The dangers of first impressions raise their leering heads again. The other day, in one of my Love At First Scent live broadcasts over on YouTube, I reviewed the new-ish Nez 1+1 Hong Kong Oolong – the first scent released by the rightly lauded French publication. According to their own blurb, it’s the debut of a collection that will see perfumers collaborating with figures from other arts and disciplines – in this case, Maurice Roucel and the Hong Kong based designer, Alan Chan. As you can see in the video (watch above or by clicking here) the fragrance didn’t exactly wow me on paper. But wearing it on skin was quite a different experience.

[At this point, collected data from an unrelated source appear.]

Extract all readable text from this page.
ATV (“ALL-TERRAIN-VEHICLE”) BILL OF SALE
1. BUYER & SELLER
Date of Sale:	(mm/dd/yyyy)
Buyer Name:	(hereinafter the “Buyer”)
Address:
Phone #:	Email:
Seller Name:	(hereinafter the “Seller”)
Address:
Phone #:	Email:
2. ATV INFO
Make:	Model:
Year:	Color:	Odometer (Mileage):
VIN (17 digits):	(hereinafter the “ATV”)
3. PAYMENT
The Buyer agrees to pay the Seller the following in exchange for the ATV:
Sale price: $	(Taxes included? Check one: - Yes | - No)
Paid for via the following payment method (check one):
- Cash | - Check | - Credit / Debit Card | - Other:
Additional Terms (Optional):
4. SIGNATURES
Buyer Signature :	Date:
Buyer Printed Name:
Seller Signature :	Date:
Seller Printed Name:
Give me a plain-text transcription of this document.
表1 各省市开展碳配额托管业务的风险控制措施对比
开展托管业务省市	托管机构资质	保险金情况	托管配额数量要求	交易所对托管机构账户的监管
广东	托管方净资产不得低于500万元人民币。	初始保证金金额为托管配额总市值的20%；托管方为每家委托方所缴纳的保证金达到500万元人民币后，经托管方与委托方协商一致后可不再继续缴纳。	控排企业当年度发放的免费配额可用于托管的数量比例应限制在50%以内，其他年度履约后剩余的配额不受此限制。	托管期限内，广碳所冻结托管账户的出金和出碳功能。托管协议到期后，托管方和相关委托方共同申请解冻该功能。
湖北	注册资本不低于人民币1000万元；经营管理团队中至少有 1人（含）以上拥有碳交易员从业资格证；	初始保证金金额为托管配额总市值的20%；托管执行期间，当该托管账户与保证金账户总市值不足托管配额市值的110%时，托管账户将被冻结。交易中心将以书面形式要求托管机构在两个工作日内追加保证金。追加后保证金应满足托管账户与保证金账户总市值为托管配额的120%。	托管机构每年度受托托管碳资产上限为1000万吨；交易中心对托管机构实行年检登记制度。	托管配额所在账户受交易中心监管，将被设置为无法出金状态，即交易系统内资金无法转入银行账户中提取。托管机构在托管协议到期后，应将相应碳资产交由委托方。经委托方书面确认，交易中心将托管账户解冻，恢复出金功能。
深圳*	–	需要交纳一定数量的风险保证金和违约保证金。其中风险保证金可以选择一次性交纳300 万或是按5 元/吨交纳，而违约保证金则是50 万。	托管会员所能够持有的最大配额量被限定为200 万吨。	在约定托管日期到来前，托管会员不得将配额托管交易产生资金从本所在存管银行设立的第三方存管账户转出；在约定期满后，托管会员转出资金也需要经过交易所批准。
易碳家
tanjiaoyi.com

It goes without saying that final judgements on a scent can’t be made until it’s been given flesh time. (Unless of course it was never designed for a living, breathing canvas, but let’s park that to one side for today.) But when a composition relies as heavily on musks as Hong Kong Oolong does, the pulse and the heat of skin become even more important. Paper finds it near-impossible to bring out the complexities of these materials and, by extension, to display the notes which have been used to punctuate them.
So yes, as I say in the video, the latest from the man who gave us Serge Lutens Iris Silver Mist, Rochas Tocade and Guerlain Insolence is overloaded with clean, well-behaved musks. But when placed in the right setting, it reveals subtleties and surprises. Sunlight streams through the branches of a magnolia tree. A sea breeze picks up scattered jasmine petals. The dew bristles with the effervescence of ginger. And there’s even a suggestion of something less salubrious – the hair-tousled remnants of the night before? – shimmering just out of reach.
The latest issue of Nez informs me that ‘Hong Kong’ means ‘fragrant harbour’ and while this scent doesn’t represent the din and hubbub I associate with the city, it does somehow convey the sense of a very decorous entry to a place brimming with life. A linen-clad saunter through back-roads and alleys crackling with surprises and confrontations. If E M Forster had set a novel in Temple Street Night Market, this may well have been its perfume soul-mate.